In Washington, there's an easy way to see some of the coolest, visionary artists in the city up close and personal. In fact, you can have them perform in your own home.
The only catch is you have to invite about 100 total strangers along for the show. The event called Little Salon has been building community around creative arts.
On a recent night, Taylor Jordan played his new music in the corner of a dark living room Video synthesis (or visuals) created by his mathematician friend was streaming to the sound on the ceiling. It was the part-time musician's first time playing solo live.
“I was really nervous when the music started," Jordan said. " I think this is a great opportunity to get more people interested in my music. And the exposure is great. Little Salon is a great place to get exposure.”
Little Salon is a series of gatherings that invigorate the popular arts scene in the nation’s capital. The monthly house parties offer a good mix of music, art, poetry, performing arts, storytelling and anything else that is creative.
Chris Maier, whose day job is creative director at an advertising agency, started the salon a year and a half ago.
“I wanted to find an event in a way to put all these different arts in the conversation with each other, and do it in a way that is accessible and available to everybody,” said Maier, whose goal is to highlight local talent.
“Quality is the only criterion.
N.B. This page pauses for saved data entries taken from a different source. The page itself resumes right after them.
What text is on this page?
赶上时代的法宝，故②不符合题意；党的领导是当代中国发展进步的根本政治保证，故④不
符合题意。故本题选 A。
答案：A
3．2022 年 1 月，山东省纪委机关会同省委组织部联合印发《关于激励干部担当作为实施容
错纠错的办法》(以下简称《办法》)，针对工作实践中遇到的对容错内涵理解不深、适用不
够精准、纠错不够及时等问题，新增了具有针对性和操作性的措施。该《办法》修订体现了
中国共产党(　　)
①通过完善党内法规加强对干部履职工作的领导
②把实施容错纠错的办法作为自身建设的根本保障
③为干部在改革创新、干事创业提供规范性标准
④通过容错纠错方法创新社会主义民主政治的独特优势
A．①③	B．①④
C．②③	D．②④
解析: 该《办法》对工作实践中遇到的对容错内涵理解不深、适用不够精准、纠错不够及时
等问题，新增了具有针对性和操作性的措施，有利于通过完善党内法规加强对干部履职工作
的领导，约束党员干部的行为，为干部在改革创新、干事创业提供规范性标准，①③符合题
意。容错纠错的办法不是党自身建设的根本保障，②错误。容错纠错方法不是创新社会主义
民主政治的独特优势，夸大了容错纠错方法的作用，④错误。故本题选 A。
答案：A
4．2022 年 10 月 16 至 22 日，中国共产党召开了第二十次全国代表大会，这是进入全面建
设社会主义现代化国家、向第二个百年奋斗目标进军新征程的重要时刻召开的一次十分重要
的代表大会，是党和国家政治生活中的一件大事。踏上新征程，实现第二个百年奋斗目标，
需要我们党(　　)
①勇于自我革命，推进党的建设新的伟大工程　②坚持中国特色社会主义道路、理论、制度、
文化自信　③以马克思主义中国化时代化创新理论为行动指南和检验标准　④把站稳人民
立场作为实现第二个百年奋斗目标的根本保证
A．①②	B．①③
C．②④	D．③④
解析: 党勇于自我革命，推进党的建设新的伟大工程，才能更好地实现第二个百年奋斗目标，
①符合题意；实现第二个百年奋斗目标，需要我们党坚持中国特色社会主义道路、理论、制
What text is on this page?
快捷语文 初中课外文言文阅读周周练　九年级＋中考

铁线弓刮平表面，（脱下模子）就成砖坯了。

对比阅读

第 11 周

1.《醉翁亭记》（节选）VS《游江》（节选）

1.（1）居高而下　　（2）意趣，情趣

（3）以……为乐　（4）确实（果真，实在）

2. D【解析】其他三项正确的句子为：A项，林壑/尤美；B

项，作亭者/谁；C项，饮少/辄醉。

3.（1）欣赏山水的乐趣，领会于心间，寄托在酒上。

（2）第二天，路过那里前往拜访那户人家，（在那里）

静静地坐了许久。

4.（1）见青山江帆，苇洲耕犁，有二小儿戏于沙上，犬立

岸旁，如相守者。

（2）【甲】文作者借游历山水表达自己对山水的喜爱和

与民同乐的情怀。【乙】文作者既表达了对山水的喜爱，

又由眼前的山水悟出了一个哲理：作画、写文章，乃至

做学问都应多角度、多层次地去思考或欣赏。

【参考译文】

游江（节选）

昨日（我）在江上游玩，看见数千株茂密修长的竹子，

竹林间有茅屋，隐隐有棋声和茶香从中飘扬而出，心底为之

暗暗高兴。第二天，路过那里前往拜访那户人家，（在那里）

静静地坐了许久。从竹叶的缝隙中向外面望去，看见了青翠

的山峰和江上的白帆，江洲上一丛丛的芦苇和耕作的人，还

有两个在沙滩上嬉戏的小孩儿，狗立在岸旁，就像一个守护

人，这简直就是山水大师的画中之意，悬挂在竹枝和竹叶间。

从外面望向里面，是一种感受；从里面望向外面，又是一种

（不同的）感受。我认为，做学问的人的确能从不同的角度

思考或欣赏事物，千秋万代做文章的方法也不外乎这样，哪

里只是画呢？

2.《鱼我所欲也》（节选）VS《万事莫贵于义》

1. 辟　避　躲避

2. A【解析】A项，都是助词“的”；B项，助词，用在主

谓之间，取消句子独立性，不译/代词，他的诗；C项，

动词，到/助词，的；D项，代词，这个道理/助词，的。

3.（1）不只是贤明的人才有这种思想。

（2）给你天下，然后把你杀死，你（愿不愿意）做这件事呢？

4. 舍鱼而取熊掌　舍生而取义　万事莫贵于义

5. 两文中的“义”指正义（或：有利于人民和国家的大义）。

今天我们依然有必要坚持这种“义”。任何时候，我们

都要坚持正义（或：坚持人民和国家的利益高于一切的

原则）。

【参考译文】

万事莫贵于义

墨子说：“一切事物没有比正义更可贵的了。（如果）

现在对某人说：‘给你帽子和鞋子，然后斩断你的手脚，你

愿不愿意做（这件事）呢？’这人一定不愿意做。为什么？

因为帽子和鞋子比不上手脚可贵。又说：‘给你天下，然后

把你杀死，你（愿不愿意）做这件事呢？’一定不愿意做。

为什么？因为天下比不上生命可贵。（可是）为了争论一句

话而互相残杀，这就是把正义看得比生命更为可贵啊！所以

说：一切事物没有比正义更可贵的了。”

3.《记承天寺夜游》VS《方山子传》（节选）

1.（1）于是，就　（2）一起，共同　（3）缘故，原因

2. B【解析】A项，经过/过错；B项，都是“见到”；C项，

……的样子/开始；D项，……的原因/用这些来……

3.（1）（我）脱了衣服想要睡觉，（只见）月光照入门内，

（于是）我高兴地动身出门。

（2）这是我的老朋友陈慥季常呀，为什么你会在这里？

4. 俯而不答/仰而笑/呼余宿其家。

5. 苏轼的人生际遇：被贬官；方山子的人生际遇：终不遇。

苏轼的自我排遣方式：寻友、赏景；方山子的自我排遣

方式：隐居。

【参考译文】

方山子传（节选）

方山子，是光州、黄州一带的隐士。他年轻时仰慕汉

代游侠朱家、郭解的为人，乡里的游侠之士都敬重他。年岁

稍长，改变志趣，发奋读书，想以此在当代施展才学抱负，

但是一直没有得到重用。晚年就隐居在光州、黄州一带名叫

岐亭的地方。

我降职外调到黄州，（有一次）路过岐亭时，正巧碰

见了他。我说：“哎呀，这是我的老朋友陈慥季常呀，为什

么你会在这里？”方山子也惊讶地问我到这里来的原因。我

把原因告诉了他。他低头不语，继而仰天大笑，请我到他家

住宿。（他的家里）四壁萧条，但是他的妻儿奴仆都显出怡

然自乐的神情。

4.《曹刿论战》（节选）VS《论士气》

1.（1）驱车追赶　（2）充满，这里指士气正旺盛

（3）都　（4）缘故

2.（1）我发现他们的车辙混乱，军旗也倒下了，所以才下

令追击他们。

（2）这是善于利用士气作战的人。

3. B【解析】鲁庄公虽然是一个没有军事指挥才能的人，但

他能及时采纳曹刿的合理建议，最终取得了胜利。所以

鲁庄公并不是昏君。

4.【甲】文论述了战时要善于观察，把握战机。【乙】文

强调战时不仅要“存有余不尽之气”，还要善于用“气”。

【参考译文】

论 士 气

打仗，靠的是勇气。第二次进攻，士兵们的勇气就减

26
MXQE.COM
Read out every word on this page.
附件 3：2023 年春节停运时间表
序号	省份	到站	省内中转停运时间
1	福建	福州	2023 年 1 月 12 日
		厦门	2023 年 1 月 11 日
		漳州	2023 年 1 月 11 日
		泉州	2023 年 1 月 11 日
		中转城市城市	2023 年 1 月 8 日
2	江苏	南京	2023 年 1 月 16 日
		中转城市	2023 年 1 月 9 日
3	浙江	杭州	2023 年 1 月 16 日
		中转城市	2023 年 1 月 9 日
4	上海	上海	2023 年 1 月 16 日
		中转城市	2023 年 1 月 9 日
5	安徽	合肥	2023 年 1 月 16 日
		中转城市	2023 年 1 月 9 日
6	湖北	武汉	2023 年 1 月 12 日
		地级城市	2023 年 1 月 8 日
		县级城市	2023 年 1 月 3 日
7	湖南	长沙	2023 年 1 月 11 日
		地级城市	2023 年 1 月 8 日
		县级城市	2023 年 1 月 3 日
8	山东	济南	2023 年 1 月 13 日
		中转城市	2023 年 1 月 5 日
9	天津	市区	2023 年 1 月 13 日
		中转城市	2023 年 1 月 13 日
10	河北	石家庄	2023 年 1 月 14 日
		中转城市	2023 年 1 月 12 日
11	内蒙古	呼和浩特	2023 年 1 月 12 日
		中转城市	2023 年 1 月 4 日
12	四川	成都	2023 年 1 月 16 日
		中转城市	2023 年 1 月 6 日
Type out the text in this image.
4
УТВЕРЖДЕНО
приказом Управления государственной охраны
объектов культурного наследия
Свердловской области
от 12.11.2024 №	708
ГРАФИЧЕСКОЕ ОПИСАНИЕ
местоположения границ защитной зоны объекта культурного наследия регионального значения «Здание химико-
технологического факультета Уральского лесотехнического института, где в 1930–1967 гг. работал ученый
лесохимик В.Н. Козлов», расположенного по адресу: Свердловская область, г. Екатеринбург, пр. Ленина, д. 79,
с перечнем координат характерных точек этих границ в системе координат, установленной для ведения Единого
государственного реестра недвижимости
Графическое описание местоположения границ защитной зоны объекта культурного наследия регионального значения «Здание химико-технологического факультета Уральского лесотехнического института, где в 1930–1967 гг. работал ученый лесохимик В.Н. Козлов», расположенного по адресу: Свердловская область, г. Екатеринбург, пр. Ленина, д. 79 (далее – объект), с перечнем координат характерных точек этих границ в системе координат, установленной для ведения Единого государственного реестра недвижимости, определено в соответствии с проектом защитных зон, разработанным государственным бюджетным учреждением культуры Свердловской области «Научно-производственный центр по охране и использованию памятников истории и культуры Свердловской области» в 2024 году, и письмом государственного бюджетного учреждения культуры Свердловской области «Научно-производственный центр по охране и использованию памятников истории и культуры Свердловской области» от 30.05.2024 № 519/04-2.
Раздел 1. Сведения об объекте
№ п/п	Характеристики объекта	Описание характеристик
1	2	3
So we look for people who are at the top of their game in their craft," Maier added, "By and large we try to celebrate creative people in the city.”
On this night, a poet, a group of two modern dancers, and a clarinetist also were featured. After 10 minutes of their performance, the featured artists have an opportunity to field questions from the packed audience, made up mostly of people between the ages of 25 and 40.
'I love it'
Eliza Peabody, who attended the recent salon, said, “I love it. I think it is a wonderful way to be exposed to artists of all types that I wouldn’t ordinarily happen upon in D.C.”
Maier says 60 people came to the first Little Salon, and the number has kept growing, now to 100. It also hasn’t been difficult to find volunteers willing to open their homes to that many strangers.
Joshua Johnson offered his home for the event. “I don’t have a lot of finances to offer but being able to share my space for the evening, I hope I support new artists," said Johnson.
When the night was winding down, people still lingered inside or on the back porch, often making new friends.
"This is really about community building, community building around creative arts," Maier said, "It is sort of opening up people's imagination."
Maier hopes his idea to share creative culture will catch on in other cities.